Répartition genrée et valeur symbolique du travail
Dans de nombreuses exploitations agricoles en Belgique et en Europe, la répartition genrée des rôles reste le mode d’organisation privilégié. A ce titre, les agricultrices prennent notamment en charge la traite, le travail administratif et le soin aux veaux. En outre, les femmes agricultrices prestent pour beaucoup des double (voire triple) journées pour s’occuper du travail du soin et des enfants. Les hommes, eux, sont généralement responsables des travaux à haute valeur symbolique comme les travaux au champ ou la gestion du troupeau, qui s’accompagnent d’une large reconnaissance sociale.

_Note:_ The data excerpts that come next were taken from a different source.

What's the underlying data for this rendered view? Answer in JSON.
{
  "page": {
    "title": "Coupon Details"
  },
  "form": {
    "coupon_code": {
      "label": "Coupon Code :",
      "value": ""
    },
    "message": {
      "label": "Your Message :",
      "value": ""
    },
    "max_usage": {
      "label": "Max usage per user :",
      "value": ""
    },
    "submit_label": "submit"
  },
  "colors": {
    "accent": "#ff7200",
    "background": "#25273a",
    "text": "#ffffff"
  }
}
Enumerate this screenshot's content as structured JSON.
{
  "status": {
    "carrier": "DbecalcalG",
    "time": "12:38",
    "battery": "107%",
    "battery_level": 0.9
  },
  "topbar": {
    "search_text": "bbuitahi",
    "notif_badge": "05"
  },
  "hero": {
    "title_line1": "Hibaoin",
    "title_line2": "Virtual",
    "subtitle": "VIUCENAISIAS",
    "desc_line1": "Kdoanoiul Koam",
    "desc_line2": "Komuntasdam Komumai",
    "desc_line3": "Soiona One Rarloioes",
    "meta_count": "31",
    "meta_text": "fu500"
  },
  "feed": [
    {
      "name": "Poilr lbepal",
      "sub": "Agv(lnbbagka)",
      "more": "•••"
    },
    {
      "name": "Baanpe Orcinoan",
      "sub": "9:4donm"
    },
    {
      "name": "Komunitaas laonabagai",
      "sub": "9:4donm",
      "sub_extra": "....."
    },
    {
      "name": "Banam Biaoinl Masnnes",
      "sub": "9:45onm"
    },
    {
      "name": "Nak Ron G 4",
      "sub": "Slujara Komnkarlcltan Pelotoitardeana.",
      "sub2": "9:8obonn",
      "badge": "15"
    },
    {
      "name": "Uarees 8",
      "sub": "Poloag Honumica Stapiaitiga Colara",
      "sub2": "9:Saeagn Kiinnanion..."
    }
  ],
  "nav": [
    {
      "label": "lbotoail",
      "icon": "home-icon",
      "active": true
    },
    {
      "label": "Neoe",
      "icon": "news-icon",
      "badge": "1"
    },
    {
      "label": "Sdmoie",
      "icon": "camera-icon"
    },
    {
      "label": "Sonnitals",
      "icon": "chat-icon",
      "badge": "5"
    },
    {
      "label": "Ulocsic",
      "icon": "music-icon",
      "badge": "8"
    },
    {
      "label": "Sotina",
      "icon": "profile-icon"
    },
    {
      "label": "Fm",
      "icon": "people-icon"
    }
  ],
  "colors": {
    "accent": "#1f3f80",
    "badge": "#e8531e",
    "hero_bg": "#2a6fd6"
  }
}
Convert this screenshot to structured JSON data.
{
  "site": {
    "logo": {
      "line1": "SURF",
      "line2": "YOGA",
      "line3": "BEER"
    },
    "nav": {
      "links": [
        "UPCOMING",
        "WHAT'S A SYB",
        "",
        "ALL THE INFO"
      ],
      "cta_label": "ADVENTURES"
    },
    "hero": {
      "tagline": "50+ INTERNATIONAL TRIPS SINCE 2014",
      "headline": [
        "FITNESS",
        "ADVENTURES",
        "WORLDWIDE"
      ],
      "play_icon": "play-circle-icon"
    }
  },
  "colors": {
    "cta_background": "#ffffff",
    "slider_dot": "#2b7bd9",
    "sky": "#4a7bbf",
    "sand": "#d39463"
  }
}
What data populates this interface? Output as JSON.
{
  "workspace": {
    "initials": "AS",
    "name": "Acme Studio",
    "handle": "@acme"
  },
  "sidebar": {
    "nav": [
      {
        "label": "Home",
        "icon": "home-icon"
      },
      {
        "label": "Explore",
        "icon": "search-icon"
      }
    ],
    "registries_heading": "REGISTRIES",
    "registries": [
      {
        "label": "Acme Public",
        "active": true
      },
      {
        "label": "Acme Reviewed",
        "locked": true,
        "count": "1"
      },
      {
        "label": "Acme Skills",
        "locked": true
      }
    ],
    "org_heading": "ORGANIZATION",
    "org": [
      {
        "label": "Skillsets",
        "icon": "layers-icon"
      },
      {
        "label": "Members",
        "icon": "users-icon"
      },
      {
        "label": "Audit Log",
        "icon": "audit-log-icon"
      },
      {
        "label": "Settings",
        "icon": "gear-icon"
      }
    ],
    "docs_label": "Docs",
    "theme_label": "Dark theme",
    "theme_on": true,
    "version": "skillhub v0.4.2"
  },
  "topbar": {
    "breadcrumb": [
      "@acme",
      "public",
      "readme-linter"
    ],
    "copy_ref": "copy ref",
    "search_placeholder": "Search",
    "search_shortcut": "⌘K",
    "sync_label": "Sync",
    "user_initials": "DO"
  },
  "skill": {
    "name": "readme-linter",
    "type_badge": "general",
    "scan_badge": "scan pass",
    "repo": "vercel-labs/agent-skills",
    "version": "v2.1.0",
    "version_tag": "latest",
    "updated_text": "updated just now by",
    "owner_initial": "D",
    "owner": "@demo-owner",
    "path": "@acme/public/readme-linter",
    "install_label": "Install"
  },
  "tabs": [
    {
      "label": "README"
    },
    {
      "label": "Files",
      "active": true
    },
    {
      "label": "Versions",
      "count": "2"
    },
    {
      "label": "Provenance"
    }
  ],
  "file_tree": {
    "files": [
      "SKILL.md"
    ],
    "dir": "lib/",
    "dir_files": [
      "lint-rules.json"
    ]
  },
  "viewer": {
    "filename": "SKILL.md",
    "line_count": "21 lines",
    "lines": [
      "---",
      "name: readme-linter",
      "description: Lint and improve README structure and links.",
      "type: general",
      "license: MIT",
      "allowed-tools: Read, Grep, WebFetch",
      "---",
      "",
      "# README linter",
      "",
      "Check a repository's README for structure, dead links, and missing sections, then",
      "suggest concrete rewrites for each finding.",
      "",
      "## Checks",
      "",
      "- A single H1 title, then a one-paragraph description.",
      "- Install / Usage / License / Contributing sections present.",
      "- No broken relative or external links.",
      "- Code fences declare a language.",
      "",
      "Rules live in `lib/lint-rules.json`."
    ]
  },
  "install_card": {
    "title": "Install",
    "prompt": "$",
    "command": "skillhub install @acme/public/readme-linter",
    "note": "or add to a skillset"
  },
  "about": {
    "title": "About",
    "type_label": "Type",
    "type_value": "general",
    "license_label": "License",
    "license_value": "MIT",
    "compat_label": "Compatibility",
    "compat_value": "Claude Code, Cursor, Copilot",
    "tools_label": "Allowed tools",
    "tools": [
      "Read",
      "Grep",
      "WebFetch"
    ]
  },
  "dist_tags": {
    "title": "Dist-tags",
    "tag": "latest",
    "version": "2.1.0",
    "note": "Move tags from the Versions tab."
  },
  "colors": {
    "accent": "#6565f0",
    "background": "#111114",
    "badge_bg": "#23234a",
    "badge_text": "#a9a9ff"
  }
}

En Belgique, l’agriculture continue à se conjuguer au masculin dans notre imaginaire collectif. Pourtant, les femmes y représentent 30 % de la main-d’oeuvre agricole.
Oxfam applique un marqueur de genre à ses analyses
Pour tenter d’éliminer ces inégalités, Oxfam Belgique analyse les politiques agricoles européennes et politiques de collaboration internationale pour mettre en lumière la manière dont les aides sont réparties selon les genres. Oxfam s’appuie également sur l’expérience d’agricultrices innovantes et se base sur leurs réalités pour s’assurer de la cohérence de son analyse. Enfin, Oxfam prend en compte les autres formes d’oppressions à l’œuvre et adopte une approche intersectionnelle pour répondre aux besoins spécifiques de chacune.